Scripps Institution of Oceanography was founded in 1903 through the efforts of University of California Berkeley professor William Ritter and a small group of San Diego community leaders, including newspaper magnate E. W. Scripps and his half sister Ellen Browning Scripps. The remote biological outpost grew in size and stature as it expanded its scope from the local coastline into the vast Pacific Ocean and beyond.

Scripps faculty pioneered many fields of marine studies and wrote the first American oceanography textbook. They initiated an integrated, interdisciplinary approach to studying the oceans, air, land, and life as unified systems. The entire planet became their laboratory and classroom.

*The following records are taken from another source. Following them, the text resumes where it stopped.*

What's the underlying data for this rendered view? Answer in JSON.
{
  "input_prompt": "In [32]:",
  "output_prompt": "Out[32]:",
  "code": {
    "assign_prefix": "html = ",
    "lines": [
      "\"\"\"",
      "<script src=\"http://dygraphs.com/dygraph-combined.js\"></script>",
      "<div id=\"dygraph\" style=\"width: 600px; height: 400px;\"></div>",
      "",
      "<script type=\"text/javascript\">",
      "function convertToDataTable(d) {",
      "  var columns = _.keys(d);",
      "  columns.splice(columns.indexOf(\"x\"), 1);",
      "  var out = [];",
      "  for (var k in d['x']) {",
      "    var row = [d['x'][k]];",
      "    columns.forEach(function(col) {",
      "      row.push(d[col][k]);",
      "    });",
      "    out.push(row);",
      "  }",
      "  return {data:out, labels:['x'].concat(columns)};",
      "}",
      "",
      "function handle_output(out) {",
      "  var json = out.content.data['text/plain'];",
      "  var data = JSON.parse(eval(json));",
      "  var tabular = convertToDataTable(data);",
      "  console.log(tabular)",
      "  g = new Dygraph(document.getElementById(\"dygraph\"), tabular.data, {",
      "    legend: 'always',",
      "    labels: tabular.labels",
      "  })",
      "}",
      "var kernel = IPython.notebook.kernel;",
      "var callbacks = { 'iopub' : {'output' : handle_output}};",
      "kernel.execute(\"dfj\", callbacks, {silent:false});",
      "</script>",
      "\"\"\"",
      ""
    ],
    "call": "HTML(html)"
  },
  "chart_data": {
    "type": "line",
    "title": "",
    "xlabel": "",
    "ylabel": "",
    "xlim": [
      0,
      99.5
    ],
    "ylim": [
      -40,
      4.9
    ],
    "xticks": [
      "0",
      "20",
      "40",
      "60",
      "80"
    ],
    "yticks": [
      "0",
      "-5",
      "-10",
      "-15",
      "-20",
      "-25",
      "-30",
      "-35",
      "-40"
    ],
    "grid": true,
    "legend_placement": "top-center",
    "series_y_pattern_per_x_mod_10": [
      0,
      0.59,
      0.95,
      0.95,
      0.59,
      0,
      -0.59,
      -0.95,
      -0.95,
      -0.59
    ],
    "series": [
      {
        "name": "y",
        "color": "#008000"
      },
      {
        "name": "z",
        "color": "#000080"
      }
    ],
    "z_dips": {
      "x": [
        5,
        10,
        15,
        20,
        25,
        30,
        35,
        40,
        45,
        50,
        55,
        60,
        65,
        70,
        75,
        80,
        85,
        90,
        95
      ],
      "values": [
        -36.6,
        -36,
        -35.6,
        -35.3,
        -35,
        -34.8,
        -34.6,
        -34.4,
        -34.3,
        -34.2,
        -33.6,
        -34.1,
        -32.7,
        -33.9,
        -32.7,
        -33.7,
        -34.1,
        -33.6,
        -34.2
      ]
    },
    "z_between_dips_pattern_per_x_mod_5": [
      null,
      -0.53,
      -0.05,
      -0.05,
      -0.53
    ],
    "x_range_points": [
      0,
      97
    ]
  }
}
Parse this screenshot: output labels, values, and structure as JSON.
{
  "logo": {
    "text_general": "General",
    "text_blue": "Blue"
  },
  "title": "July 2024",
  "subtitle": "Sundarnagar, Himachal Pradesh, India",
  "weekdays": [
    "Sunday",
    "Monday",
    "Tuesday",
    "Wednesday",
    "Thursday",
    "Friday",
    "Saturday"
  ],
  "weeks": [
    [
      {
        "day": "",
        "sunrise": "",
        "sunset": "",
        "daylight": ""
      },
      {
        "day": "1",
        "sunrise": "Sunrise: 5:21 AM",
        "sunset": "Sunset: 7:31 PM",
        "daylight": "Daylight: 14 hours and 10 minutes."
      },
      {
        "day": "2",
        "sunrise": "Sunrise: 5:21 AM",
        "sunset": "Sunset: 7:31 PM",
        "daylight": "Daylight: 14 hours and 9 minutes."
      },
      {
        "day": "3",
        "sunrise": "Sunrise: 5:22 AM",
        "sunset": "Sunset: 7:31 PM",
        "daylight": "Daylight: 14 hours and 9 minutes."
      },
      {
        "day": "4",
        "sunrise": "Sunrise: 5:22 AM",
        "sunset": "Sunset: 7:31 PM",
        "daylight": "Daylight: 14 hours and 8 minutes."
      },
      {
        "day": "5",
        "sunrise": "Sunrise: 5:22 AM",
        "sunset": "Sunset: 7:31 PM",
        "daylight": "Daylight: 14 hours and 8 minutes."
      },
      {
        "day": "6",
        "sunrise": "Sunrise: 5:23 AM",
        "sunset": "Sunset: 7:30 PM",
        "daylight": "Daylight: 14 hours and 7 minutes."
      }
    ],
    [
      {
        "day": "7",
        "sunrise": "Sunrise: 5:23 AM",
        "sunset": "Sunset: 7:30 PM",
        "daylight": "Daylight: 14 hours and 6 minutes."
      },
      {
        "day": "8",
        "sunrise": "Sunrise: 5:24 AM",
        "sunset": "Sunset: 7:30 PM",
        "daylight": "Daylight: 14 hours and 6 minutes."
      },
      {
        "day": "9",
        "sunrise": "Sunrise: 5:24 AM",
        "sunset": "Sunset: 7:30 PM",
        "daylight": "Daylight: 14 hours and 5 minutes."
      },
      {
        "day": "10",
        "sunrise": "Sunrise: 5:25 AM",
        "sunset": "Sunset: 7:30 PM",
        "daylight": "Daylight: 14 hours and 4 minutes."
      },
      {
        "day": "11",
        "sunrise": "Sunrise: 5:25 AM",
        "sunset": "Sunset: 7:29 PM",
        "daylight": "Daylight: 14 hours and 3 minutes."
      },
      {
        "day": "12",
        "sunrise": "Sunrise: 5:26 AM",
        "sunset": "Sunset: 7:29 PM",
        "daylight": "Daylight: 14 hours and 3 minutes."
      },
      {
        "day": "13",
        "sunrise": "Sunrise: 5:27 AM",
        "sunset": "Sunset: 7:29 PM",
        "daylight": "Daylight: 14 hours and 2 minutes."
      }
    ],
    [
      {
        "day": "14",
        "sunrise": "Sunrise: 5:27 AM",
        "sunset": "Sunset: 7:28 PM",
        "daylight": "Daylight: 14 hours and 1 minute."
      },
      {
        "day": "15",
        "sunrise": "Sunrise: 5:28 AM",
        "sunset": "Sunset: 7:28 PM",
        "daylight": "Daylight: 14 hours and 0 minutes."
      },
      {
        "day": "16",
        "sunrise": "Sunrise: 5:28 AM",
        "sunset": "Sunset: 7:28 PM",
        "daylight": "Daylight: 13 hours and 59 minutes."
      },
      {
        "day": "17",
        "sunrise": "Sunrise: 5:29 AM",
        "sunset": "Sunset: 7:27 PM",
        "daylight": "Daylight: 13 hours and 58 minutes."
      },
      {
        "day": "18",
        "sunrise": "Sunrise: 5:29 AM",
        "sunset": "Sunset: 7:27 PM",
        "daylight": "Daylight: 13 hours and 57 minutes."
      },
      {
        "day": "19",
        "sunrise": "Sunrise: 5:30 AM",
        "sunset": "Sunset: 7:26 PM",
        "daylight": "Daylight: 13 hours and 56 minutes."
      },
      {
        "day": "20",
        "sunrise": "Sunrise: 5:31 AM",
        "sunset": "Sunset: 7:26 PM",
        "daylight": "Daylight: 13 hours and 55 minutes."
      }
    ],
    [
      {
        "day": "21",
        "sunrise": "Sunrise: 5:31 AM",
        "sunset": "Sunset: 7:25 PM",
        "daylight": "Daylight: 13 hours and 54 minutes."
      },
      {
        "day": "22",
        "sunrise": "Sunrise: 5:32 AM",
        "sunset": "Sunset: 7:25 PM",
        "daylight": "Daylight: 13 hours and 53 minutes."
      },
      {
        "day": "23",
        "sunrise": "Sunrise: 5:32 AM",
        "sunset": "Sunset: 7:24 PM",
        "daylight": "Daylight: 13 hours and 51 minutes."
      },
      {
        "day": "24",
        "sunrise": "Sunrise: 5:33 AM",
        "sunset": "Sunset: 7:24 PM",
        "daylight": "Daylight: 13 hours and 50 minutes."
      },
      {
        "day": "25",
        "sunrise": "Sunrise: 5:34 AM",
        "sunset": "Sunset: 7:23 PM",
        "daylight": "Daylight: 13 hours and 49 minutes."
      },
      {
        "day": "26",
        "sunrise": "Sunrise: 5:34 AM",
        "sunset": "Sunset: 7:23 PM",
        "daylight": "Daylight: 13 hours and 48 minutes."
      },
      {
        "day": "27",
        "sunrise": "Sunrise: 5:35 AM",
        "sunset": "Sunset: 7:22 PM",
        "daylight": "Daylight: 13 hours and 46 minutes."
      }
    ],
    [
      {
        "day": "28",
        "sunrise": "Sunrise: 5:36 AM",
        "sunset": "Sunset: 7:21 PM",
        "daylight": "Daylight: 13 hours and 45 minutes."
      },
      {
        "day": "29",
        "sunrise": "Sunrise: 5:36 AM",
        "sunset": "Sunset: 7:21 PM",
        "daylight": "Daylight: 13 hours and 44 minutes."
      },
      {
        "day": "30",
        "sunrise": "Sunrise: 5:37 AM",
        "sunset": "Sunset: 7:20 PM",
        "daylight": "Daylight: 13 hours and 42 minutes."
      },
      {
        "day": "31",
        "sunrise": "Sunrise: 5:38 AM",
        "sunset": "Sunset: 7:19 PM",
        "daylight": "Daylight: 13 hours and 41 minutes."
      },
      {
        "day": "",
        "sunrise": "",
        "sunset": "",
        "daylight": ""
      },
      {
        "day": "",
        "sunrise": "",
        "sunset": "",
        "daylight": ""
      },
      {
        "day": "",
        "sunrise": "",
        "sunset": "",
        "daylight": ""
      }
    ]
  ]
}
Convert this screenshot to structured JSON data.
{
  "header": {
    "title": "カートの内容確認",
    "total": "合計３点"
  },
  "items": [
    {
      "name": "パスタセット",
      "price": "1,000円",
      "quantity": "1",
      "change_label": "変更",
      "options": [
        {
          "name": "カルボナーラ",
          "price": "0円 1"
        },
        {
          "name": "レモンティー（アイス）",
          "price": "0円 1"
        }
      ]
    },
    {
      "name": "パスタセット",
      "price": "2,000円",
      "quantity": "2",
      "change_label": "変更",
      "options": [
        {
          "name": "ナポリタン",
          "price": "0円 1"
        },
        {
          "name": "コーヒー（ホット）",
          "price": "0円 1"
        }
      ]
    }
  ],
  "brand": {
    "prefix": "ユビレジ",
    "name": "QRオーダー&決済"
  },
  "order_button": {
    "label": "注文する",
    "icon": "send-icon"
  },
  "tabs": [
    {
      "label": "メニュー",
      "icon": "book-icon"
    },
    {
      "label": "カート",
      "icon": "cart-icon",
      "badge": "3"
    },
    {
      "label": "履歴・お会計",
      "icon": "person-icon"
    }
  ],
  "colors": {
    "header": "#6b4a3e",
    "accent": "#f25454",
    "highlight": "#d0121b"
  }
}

In the 1960s, Scripps director Roger Revelle joined with community leaders to create University of California San Diego, now one of the nation s foremost academic and research universities.

Scripps scientists were the first to discover rising levels of carbon dioxide. They have revolutionized understanding of fundamental earth processes including plate tectonics and earthquakes, marine ecology, ocean waves and currents, and climate cycles. They have advanced technologies for collecting data and samples, devised novel strategies for making measurements and observations, and created sophisticated systems and methods for data handling and analysis.